2. **Debugging Dashboard**: This dashboard displays the stack traces collected in Cloud Logging for the process running on TPU VMs.
3. **Logging Storage**: This is an user-defined log bucket to store stack traces. Creating a new log storage is completely optional. If you choose not to create a separate log bucket, the stack traces will be collected in [_Default log bucket](https://cloud.google.com/logging/docs/routing/overview#default-bucket).
### Deploy Resources for Workloads on GCE
Run `terraform init && terraform apply` inside `gcp_resources/gce` directory to deploy all the resources mentioned above for TPU workloads running on GCE. You will be prompted to provide values for some input variables. After confirming the action, all the resources will get automatically deployed in your gcp project.
### Deploy Resources for Workloads on GKE
Run `terraform init && terraform apply` inside `gcp_resources/gke` directory to deploy all the resources mentioned above for TPU workloads running on GKE. You will be prompted to provide values for some input variables.

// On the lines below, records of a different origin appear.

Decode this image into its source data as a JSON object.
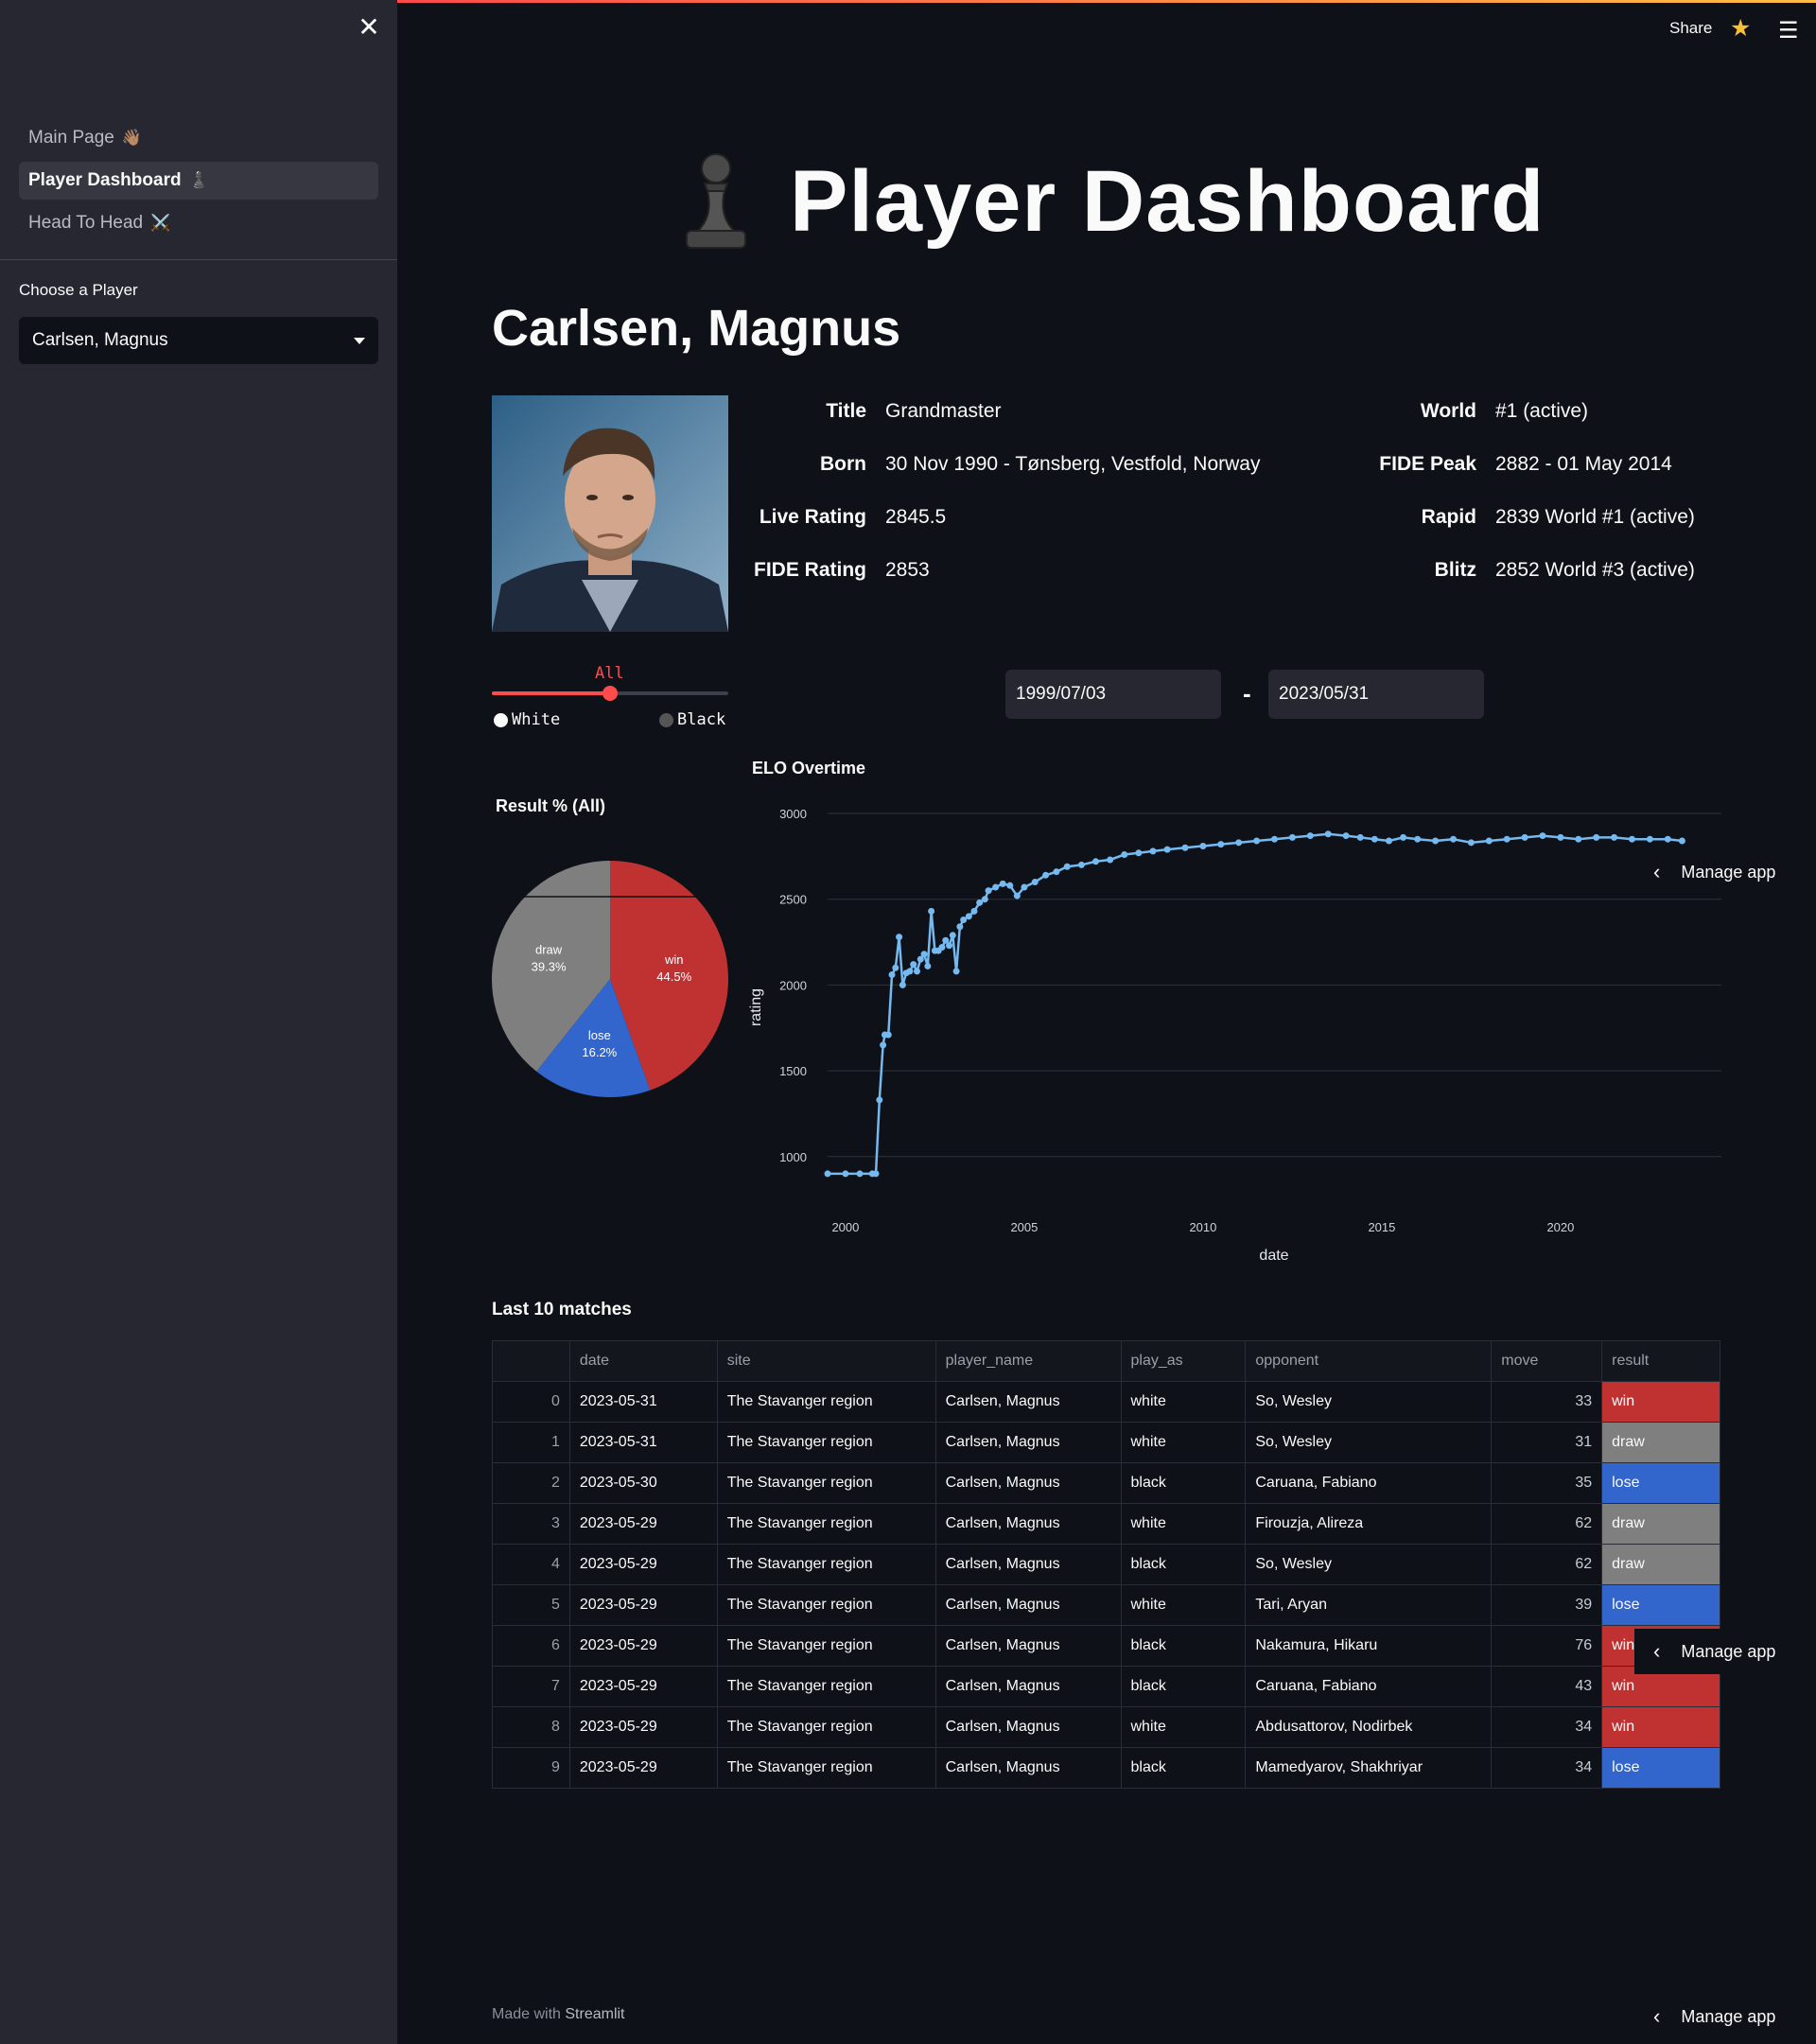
{
  "sidebar": {
    "nav": [
      {
        "label": "Main Page",
        "emoji": "👋🏽",
        "active": false
      },
      {
        "label": "Player Dashboard",
        "emoji": "♟️",
        "active": true
      },
      {
        "label": "Head To Head",
        "emoji": "⚔️",
        "active": false
      }
    ],
    "choose_label": "Choose a Player",
    "selected_player": "Carlsen, Magnus"
  },
  "topbar": {
    "share": "Share",
    "star_icon": "star-icon",
    "menu_icon": "hamburger-icon"
  },
  "header": {
    "title": "Player Dashboard",
    "player_name": "Carlsen, Magnus"
  },
  "info": {
    "left": [
      {
        "label": "Title",
        "value": "Grandmaster"
      },
      {
        "label": "Born",
        "value": "30 Nov 1990 - Tønsberg, Vestfold, Norway"
      },
      {
        "label": "Live Rating",
        "value": "2845.5"
      },
      {
        "label": "FIDE Rating",
        "value": "2853"
      }
    ],
    "right": [
      {
        "label": "World",
        "value": "#1 (active)"
      },
      {
        "label": "FIDE Peak",
        "value": "2882 - 01 May 2014"
      },
      {
        "label": "Rapid",
        "value": "2839 World #1 (active)"
      },
      {
        "label": "Blitz",
        "value": "2852 World #3 (active)"
      }
    ]
  },
  "color_slider": {
    "options": [
      "White",
      "All",
      "Black"
    ],
    "selected": "All",
    "selected_index": 1
  },
  "date_range": {
    "start": "1999/07/03",
    "end": "2023/05/31",
    "separator": "-"
  },
  "colors": {
    "win": "#c03232",
    "lose": "#3366cc",
    "draw": "#7f7f7f",
    "line": "#74b9f0",
    "accent": "#ff4b4b"
  },
  "chart_data": [
    {
      "type": "pie",
      "title": "Result % (All)",
      "labels": [
        "win",
        "lose",
        "draw"
      ],
      "values": [
        44.5,
        16.2,
        39.3
      ],
      "value_labels": [
        "44.5%",
        "16.2%",
        "39.3%"
      ]
    },
    {
      "type": "line",
      "title": "ELO Overtime",
      "xlabel": "date",
      "ylabel": "rating",
      "xticks": [
        "2000",
        "2005",
        "2010",
        "2015",
        "2020"
      ],
      "yticks": [
        "1000",
        "1500",
        "2000",
        "2500",
        "3000"
      ],
      "ylim": [
        850,
        3000
      ],
      "xlim": [
        1999.5,
        2024.5
      ],
      "grid": true,
      "x": [
        1999.5,
        2000.0,
        2000.4,
        2000.75,
        2000.85,
        2000.95,
        2001.05,
        2001.1,
        2001.2,
        2001.3,
        2001.4,
        2001.5,
        2001.6,
        2001.7,
        2001.8,
        2001.9,
        2002.0,
        2002.1,
        2002.2,
        2002.3,
        2002.4,
        2002.5,
        2002.6,
        2002.7,
        2002.8,
        2002.9,
        2003.0,
        2003.1,
        2003.2,
        2003.3,
        2003.45,
        2003.6,
        2003.75,
        2003.9,
        2004.0,
        2004.2,
        2004.4,
        2004.6,
        2004.8,
        2005.0,
        2005.3,
        2005.6,
        2005.9,
        2006.2,
        2006.6,
        2007.0,
        2007.4,
        2007.8,
        2008.2,
        2008.6,
        2009.0,
        2009.5,
        2010.0,
        2010.5,
        2011.0,
        2011.5,
        2012.0,
        2012.5,
        2013.0,
        2013.5,
        2014.0,
        2014.4,
        2014.8,
        2015.2,
        2015.6,
        2016.0,
        2016.5,
        2017.0,
        2017.5,
        2018.0,
        2018.5,
        2019.0,
        2019.5,
        2020.0,
        2020.5,
        2021.0,
        2021.5,
        2022.0,
        2022.5,
        2023.0,
        2023.4
      ],
      "y": [
        900,
        900,
        900,
        900,
        900,
        1330,
        1650,
        1710,
        1710,
        2060,
        2100,
        2280,
        2000,
        2070,
        2080,
        2120,
        2080,
        2150,
        2180,
        2110,
        2430,
        2200,
        2200,
        2220,
        2260,
        2230,
        2290,
        2080,
        2340,
        2380,
        2400,
        2430,
        2480,
        2500,
        2550,
        2570,
        2590,
        2580,
        2520,
        2570,
        2600,
        2640,
        2660,
        2690,
        2700,
        2720,
        2730,
        2760,
        2770,
        2780,
        2790,
        2800,
        2810,
        2820,
        2830,
        2840,
        2850,
        2860,
        2870,
        2880,
        2870,
        2860,
        2850,
        2840,
        2860,
        2850,
        2840,
        2850,
        2830,
        2840,
        2850,
        2860,
        2870,
        2860,
        2850,
        2860,
        2860,
        2850,
        2850,
        2850,
        2840
      ]
    }
  ],
  "table": {
    "title": "Last 10 matches",
    "columns": [
      "",
      "date",
      "site",
      "player_name",
      "play_as",
      "opponent",
      "move",
      "result"
    ],
    "rows": [
      [
        "0",
        "2023-05-31",
        "The Stavanger region",
        "Carlsen, Magnus",
        "white",
        "So, Wesley",
        "33",
        "win"
      ],
      [
        "1",
        "2023-05-31",
        "The Stavanger region",
        "Carlsen, Magnus",
        "white",
        "So, Wesley",
        "31",
        "draw"
      ],
      [
        "2",
        "2023-05-30",
        "The Stavanger region",
        "Carlsen, Magnus",
        "black",
        "Caruana, Fabiano",
        "35",
        "lose"
      ],
      [
        "3",
        "2023-05-29",
        "The Stavanger region",
        "Carlsen, Magnus",
        "white",
        "Firouzja, Alireza",
        "62",
        "draw"
      ],
      [
        "4",
        "2023-05-29",
        "The Stavanger region",
        "Carlsen, Magnus",
        "black",
        "So, Wesley",
        "62",
        "draw"
      ],
      [
        "5",
        "2023-05-29",
        "The Stavanger region",
        "Carlsen, Magnus",
        "white",
        "Tari, Aryan",
        "39",
        "lose"
      ],
      [
        "6",
        "2023-05-29",
        "The Stavanger region",
        "Carlsen, Magnus",
        "black",
        "Nakamura, Hikaru",
        "76",
        "win"
      ],
      [
        "7",
        "2023-05-29",
        "The Stavanger region",
        "Carlsen, Magnus",
        "black",
        "Caruana, Fabiano",
        "43",
        "win"
      ],
      [
        "8",
        "2023-05-29",
        "The Stavanger region",
        "Carlsen, Magnus",
        "white",
        "Abdusattorov, Nodirbek",
        "34",
        "win"
      ],
      [
        "9",
        "2023-05-29",
        "The Stavanger region",
        "Carlsen, Magnus",
        "black",
        "Mamedyarov, Shakhriyar",
        "34",
        "lose"
      ]
    ]
  },
  "manage_app": "Manage app",
  "footer": {
    "prefix": "Made with",
    "brand": "Streamlit"
  }
}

After confirming the action, all the resources will get automatically deployed in your gcp project.
> **_NOTE:_** Please check the below guide for more details about GCE/GKE specific resources and prerequisites.
Follow the below guide to deploy the resources individually:
### Monitoring Dashboard
#### GCE
Run `terraform init && terraform apply` inside `gcp_resources/gce/resources/dashboard/monitoring_dashboard/` to deploy only monitoring dashboard for GCE in your gcp project.

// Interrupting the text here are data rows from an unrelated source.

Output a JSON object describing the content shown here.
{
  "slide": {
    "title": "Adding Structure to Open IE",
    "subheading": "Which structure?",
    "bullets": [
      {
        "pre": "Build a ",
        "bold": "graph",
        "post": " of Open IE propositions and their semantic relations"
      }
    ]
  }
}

If the `node_prefix` parameter is not specified in the input variable `var.monitoring_dashboard_config` or is set to an empty string, the metrics on the dashboard will plot the data points for all TPU VMs in your GCP project.
For instance, if you provide `{"node_prefix": "test"}` as the input value for the input variable `var.monitoring_dashboard_config`, then the metrics on the monitoring dashboard will only show the data points for the TPU VMs with node names that start with `test`. Refer to this [doc](https://cloud.google.com/sdk/gcloud/reference/alpha/compute/tpus/queued-resources/create#--node-prefix) for more information on node prefix for TPUs in multislice.
#### GKE
Run `terraform init && terraform apply` inside `gcp_resources/gke/resources/dashboard/monitoring_dashboard/` to deploy only monitoring dashboard for GKE in your gcp project.
### Debugging Dashboard
#### GCE
Run `terraform init && terraform apply` inside `gcp_resources/gce/resources/dashboard/logging_dashboard/` to deploy only debugging dashboard for GCE in your gcp project.
#### GKE
Run `terraform init && terraform apply` inside `gcp_resources/gke/resources/dashboard/logging_dashboard/` to deploy only debugging dashboard for GKE in your gcp project.

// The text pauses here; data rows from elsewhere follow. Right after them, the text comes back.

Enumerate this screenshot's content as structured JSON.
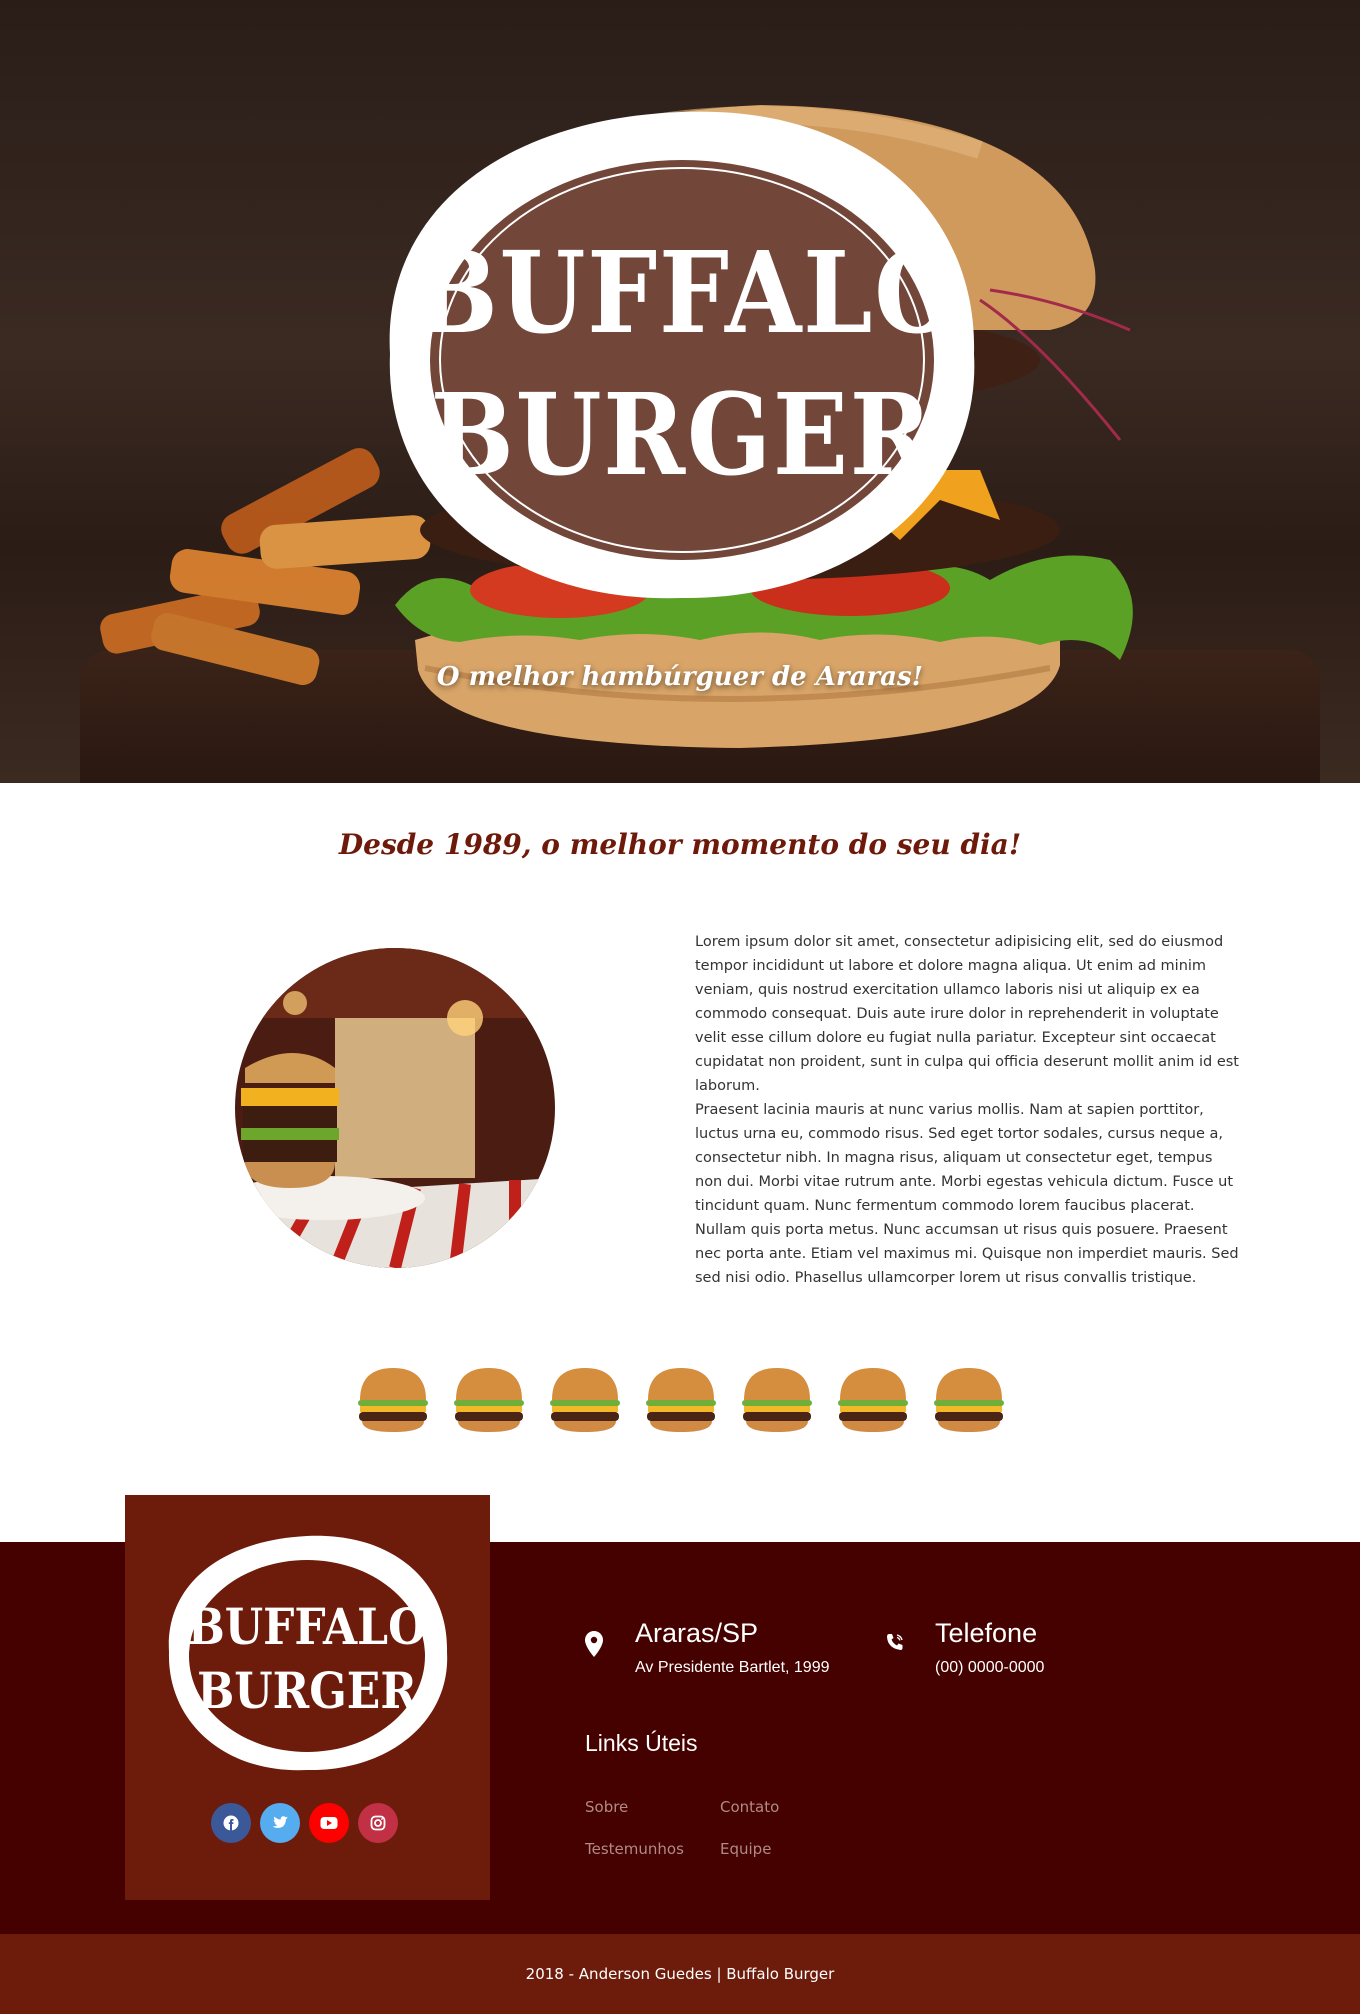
{
  "hero": {
    "logo_line1": "BUFFALO",
    "logo_line2": "BURGER",
    "tagline": "O melhor hambúrguer de Araras!"
  },
  "about": {
    "title": "Desde 1989, o melhor momento do seu dia!",
    "paragraph1": "Lorem ipsum dolor sit amet, consectetur adipisicing elit, sed do eiusmod tempor incididunt ut labore et dolore magna aliqua. Ut enim ad minim veniam, quis nostrud exercitation ullamco laboris nisi ut aliquip ex ea commodo consequat. Duis aute irure dolor in reprehenderit in voluptate velit esse cillum dolore eu fugiat nulla pariatur. Excepteur sint occaecat cupidatat non proident, sunt in culpa qui officia deserunt mollit anim id est laborum.",
    "paragraph2": "Praesent lacinia mauris at nunc varius mollis. Nam at sapien porttitor, luctus urna eu, commodo risus. Sed eget tortor sodales, cursus neque a, consectetur nibh. In magna risus, aliquam ut consectetur eget, tempus non dui. Morbi vitae rutrum ante. Morbi egestas vehicula dictum. Fusce ut tincidunt quam. Nunc fermentum commodo lorem faucibus placerat. Nullam quis porta metus. Nunc accumsan ut risus quis posuere. Praesent nec porta ante. Etiam vel maximus mi. Quisque non imperdiet mauris. Sed sed nisi odio. Phasellus ullamcorper lorem ut risus convallis tristique."
  },
  "footer": {
    "logo_line1": "BUFFALO",
    "logo_line2": "BURGER",
    "location": {
      "title": "Araras/SP",
      "address": "Av Presidente Bartlet, 1999",
      "icon": "map-pin-icon"
    },
    "phone": {
      "title": "Telefone",
      "number": "(00) 0000-0000",
      "icon": "phone-icon"
    },
    "links_title": "Links Úteis",
    "links": [
      "Sobre",
      "Contato",
      "Testemunhos",
      "Equipe"
    ],
    "social": [
      {
        "icon": "facebook-icon",
        "color": "#3b5998"
      },
      {
        "icon": "twitter-icon",
        "color": "#55acee"
      },
      {
        "icon": "youtube-icon",
        "color": "#ff0000"
      },
      {
        "icon": "instagram-icon",
        "color": "#c13044"
      }
    ],
    "copyright": "2018 - Anderson Guedes | Buffalo Burger"
  },
  "colors": {
    "accent": "#6e1a0b",
    "footer_bg": "#450000",
    "footer_box": "#6d1b0b"
  }
}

Users need to add a sidecar container to their TPU workload running on GKE to view traces in the debugging dashboard. The sidecar container must be named in a specific way, matching the regex `[a-z-0-9]*stacktrace[a-z-0-9]*`. Here is an example of the sidecar container that should be added:
```
containers:
- name: stacktrace-log-collector
image: busybox:1.28
resources:
limits:
cpu: 100m
memory: 200Mi
args: [/bin/sh, -c, "while [ ! -d /tmp/debugging ]; do sleep 60; done; while [ ! -e /tmp/debugging/* ]; do sleep 60; done; tail -n+1 -f /tmp/debugging/*"]
volumeMounts:
- name: tpu-debug-logs
readOnly: true
mountPath: /tmp/debugging
- name:
.....
.....
volumes:
- name: tpu-debug-logs
```
### Log Storage
#### GCE
Run `terraform init && terraform apply` inside `gcp_resources/gce/resources/log_storage/` to deploy a separate log bucket to store stack traces for GCE. You will be prompted to provide name of your gcp project and also the bucket configuration. You can also set the retention period for the bucket.
#### GKE
Run `terraform init && terraform apply` inside `gcp_resources/gke/resources/log_storage/` to deploy a separate log bucket to store stack traces for GKE. You will be prompted to provide name of your gcp project and also the bucket configuration. You can also set the retention period for the bucket. Make sure that you have the sidecar container running in your GKE cluster as mentioned in [Debugging Dashboard section for GKE](#debugging-dashboard).